En algún lugar leí que el amor sabe a café, y tal vez por eso lo de nosotros parecía amor. Sabía a café cualquier día de la semana y a cualquier hora: café de los martes, café al despertar, café en las noches, mientras acurrucados en el viejo sillón nos besábamos y hacíamos como que mirábamos el capítulo nuevo de una serie cualquiera.
Tú me sabías a café y por eso te amaba.
Recuerdo que rara vez lavabas a Petunia, la cafetera negra y pequeña que compraste con la promesa de que el café de los martes fuera solo nuestro en la comodidad de nuestro hogar, bajo el resguardo de tus fuertes brazos, porque debes de saber que durante mucho tiempo tu fuiste mi casa de invierno y de verano. Frecuentemente olvidabas lavar a Petunia, y dentro de ella comenzaba a surgir vida nueva: hongos verdes que continuaban las paredes de cristal, y que me provocaba náuseas cada vez que llegaba hasta mi nariz. Debí de saber en ese momento que se trataba de un vaticinio para lo que nos deparaba. Nosotros mismos nos convertimos en hongos tóxicos que buscaban acabar con lo poco que nos quedaba.

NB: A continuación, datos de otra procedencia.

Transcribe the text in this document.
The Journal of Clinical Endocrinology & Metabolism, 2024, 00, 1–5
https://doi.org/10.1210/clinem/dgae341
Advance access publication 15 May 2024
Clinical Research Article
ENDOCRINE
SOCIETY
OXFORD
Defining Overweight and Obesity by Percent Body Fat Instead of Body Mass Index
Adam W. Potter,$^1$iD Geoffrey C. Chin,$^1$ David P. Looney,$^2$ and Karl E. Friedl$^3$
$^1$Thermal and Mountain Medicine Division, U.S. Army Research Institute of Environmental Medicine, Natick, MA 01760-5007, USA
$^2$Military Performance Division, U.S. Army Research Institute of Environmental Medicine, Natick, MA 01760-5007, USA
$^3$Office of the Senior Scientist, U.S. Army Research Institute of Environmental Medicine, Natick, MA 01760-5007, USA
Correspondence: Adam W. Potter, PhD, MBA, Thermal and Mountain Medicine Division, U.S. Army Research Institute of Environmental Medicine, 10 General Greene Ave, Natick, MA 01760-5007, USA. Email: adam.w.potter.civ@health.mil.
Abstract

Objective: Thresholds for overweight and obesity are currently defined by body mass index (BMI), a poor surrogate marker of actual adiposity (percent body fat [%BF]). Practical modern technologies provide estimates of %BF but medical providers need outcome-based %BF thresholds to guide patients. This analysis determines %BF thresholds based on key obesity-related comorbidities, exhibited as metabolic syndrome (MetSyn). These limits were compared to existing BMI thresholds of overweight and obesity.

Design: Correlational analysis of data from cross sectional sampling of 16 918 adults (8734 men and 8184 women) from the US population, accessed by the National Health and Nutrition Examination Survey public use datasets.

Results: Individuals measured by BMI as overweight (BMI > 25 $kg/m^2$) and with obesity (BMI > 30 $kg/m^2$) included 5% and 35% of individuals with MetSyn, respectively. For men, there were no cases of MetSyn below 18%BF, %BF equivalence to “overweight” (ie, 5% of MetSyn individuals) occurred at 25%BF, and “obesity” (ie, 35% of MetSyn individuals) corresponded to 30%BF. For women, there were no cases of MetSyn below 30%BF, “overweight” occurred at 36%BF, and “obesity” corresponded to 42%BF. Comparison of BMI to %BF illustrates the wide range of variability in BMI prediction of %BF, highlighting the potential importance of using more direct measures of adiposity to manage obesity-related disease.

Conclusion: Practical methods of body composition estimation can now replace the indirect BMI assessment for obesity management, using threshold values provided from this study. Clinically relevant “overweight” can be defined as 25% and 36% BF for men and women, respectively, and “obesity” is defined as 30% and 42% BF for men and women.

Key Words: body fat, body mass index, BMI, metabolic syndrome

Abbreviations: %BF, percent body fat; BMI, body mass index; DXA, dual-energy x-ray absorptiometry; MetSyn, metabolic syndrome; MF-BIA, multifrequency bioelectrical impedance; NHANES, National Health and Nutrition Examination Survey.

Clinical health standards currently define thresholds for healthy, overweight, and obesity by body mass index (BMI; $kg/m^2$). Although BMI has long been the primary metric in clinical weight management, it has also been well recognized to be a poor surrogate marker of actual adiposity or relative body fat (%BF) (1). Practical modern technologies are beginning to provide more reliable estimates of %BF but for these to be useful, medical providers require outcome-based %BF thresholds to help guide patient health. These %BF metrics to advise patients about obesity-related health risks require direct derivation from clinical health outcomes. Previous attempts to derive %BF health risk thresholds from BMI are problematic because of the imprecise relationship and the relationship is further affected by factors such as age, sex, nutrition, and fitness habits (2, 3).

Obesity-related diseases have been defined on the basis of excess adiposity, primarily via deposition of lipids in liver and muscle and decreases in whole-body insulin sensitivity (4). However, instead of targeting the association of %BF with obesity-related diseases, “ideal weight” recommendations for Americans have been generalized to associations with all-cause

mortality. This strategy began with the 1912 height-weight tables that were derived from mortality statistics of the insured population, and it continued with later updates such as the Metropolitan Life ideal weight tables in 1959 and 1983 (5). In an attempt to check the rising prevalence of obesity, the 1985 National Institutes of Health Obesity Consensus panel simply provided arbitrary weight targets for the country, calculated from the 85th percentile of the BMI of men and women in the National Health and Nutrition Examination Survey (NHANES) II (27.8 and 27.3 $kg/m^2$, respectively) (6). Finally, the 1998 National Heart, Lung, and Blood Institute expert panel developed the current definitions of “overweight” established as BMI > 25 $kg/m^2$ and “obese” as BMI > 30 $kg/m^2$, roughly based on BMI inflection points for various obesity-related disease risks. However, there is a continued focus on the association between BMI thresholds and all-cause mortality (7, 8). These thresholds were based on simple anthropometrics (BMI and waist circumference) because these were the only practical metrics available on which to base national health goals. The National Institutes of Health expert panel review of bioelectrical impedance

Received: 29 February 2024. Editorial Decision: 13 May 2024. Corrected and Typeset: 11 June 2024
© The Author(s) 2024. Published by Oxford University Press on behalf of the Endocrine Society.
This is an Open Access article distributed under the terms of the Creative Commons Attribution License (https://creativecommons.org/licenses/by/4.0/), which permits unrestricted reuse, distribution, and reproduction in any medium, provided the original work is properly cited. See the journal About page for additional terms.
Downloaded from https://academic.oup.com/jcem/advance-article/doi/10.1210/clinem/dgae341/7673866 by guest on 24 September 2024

Aquella última mañana me preguntaste si quería café, y me pareció un final adecuado para nuestra turbulenta historia. Supe, desde antes que lo dijeras, que no habría nunca más un martes de café, ni café al despertar ni café en las noches; que no habría más besos, ni risas, ni guerras de cosquillas; supe que mi casa de invierno y verano se había derrumbado hacía mucho con los vientos gélidos que salían de nuestros corazones, librando batallas uno contra otro en busca de un vencedor.
Al final, supe que no te volvería a ver, y me parecía adecuado cerrar aquel círculo con un poco de café oscuro sin azúcar como me enseñaste a tomar.
Hoy tomo tisanas frutales, y así no te recuerdo, pero, a veces, si acaso me encuentra nostálgica y no puedo hacer nada para controlarlo, sirvo tu café favorito un martes a las seis de la tarde, esperando encontrar tu sonrisa y tu aliento… o tal vez encontrarte a ti.